Synthesis and Applications of Graphene/Iron(III) Oxide Composites

Iron(III) oxide (Fe2O3) has attracted great attention, owing to its abundant natural resources, environmental friendliness, and low cost. Nevertheless, this material possesses an inferior rate capability and a cycle stability that is similar to most transition metal oxides. Graphene, with a one-atom-thick 2D structure, possesses superior mechanical properties, electrical conductivity, and stability, and excellent electrical and electrochemical behaviors. The hierarchical structure of graphene/Fe2O3 composites provides a porous conductive network, close contact between the graphene and Fe2O3, a stress buffer space for charge transport, and superior structural stability. This composite consists of high conductivity graphene with interconnected Fe2O3, thus exposing abundant active sites for redox reactions and providing sufficient contacts with the electrolyte. Consequently, materials composed of Fe2O3 and graphene have been widely explored, owing to their outstanding synergistic effects.
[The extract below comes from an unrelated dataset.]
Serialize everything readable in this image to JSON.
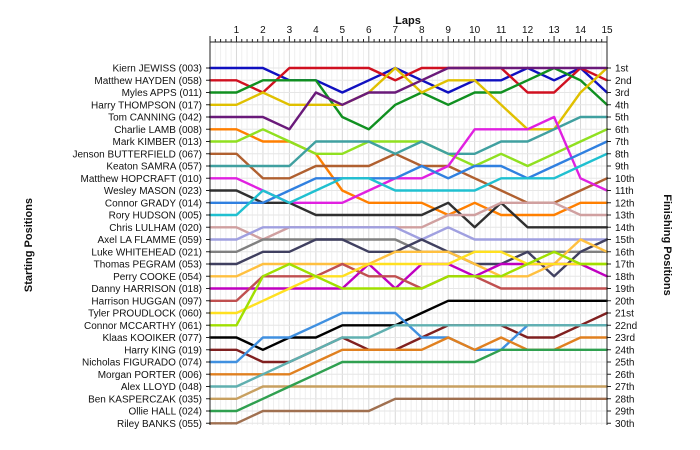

Graphene can effectively limit the volume expansion and agglomeration of Fe2O3, whereas Fe2O3 can prevent the re-stacking of graphene at the same time. This article mainly discusses the preparation of Fe2O3/graphene materials and their applications, including supercapacitors, rechargeable batteries, catalysis, and so forth. In addition, the perspectives and challenges of Fe2O3/graphene materials for different applications are also discussed.